A case of MFS with massive haemoptysis was presented; the bleeding plausibly originated from the extended collaterals of the right LTA. It is suggested that intrathoracic inflammation induced by surgical intervention together with fragile abnormal vessels due to MFS evoked the massive bleeding.

There have been two reports that have presented MFS with massive intrathoracic bleeding [3, 4]. In the present case, it is suggested that massive bleeding occurred on the basis of chronic inflammation of pulmonary cysts. It appears that pleural adhesions and inflamed cysts are common between the past case [3] and the present case, with the difference in the responsible arteries, i.e. the bronchial arteries in the former and the LTA in the latter case. This is the first case of MFS we are aware of that showed massive haemoptysis caused by collaterals of the LTA. It might be argued that the role of the collaterals was not confirmed pathologically. However, the bleeding was stopped by embolization of the LTA, which strongly suggests that bleeding occurred from collaterals of the LTA.

It has been reported that, in chronic inflammatory disorders, angiogenic growth factors are released from the inflammatory site, which promotes neovascularization and remodelling of pulmonary vessels, and hence facilitates anastomoses between the pulmonary and systemic circulations [5]. It has been reported that these collaterals, which connect the pulmonary and systemic circulations, mostly originate from bronchial arteries [6]. However, in the present case, the non-bronchial arteries were the counterpart of the pulmonary circulation [6]. Pulmonary cystic diseases such as bullae and blebs are often accompanied by chronic inflammation, which facilitates the proliferation of branches and anastomoses as compensation for decreased blood supply [7].

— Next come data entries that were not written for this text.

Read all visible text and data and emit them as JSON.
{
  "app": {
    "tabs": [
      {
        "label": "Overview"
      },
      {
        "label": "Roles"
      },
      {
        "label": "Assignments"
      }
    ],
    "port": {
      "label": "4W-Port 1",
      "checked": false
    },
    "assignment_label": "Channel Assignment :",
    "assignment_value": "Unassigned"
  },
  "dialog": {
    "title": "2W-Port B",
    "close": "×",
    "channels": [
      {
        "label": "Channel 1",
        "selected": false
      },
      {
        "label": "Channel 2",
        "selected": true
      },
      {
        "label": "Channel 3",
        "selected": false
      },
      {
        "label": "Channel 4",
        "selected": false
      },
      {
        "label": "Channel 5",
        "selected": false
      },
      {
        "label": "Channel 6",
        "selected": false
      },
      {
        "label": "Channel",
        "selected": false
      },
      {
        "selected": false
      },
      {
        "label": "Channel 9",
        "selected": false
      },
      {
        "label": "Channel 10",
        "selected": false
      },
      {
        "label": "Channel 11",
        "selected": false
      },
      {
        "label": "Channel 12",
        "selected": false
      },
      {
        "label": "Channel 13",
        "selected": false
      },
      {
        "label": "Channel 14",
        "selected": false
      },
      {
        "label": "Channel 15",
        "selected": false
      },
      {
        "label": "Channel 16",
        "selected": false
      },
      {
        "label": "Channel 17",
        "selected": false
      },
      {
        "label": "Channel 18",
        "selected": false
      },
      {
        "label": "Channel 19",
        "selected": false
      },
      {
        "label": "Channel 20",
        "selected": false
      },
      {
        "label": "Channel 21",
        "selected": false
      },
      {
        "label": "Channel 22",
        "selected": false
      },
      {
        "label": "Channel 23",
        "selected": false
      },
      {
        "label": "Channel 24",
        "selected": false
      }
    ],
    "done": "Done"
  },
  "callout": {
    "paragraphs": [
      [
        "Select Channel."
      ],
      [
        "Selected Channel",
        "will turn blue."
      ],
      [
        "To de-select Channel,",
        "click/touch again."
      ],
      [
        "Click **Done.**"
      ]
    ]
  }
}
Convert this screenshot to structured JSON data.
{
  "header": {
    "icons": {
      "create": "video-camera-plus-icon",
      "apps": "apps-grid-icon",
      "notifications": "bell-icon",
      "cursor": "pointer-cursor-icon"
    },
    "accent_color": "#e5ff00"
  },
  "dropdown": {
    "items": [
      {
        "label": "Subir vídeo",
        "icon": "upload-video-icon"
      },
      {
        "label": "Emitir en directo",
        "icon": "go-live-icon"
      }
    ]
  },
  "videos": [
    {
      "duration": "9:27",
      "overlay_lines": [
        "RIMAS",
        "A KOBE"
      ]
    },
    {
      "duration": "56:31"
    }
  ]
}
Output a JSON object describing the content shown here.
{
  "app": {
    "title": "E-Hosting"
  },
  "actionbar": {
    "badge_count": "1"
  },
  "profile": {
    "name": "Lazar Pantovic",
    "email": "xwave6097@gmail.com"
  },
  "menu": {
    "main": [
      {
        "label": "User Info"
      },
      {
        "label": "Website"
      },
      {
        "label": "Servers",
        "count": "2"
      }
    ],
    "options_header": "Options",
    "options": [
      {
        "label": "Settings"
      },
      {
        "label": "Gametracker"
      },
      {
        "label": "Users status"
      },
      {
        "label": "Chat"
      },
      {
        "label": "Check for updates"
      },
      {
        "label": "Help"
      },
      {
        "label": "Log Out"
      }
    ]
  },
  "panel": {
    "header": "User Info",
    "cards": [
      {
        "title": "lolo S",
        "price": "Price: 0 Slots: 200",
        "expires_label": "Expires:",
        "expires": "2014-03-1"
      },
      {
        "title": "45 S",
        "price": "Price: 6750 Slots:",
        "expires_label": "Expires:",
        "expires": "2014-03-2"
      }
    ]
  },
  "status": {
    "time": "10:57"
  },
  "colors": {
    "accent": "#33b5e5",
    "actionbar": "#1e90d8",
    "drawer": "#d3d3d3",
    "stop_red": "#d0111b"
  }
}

Arterial blood under increased systemic arterial pressure is prone to extravasation into the surrounding tissue, resulting in massive haemoptysis [5, 6]. In our case, the patient had previously had multiple thoracic surgeries on the numerous existing pulmonary cysts that were probably related to MFS. Pleural effusion occurred after these operations, which could facilitate chronic pleural inflammation and pleurodesis, as seen by CT scan (Fig. 2a). As a result, a collateral grew abnormally into the cyst and likely anastomosed with the pulmonary artery. Systemic arterial pressure from the lateral thoracic artery exerted pressure on the pulmonary circulation, which in turn induced the rupture of the vessel under the influence of an overdose of warfarin. Furthermore, the collaterals may have been prone to rupture due to the connective tissue disorder responsible for MFS.

We cannot completely rule out the possibility of mycotic infection, which could have induced an aneurysm. However, serum tests including Aspergillus precipitating antibody, Aspergillus galactomannan antigen and beta-glucan were all negative and fungi were not detected in cultured bloody phlegm obtained from the right upper lobe bronchus by bronchoscopy. Therefore, the origin of bleeding was unlikely to be related to a mycotic infection.

Here, a case of MFS was presented with massive haemoptysis, which occurred from the collaterals of the LTA. In the post-cardiac operative period, MFS patients need to be aware of collateral vessels in the lung.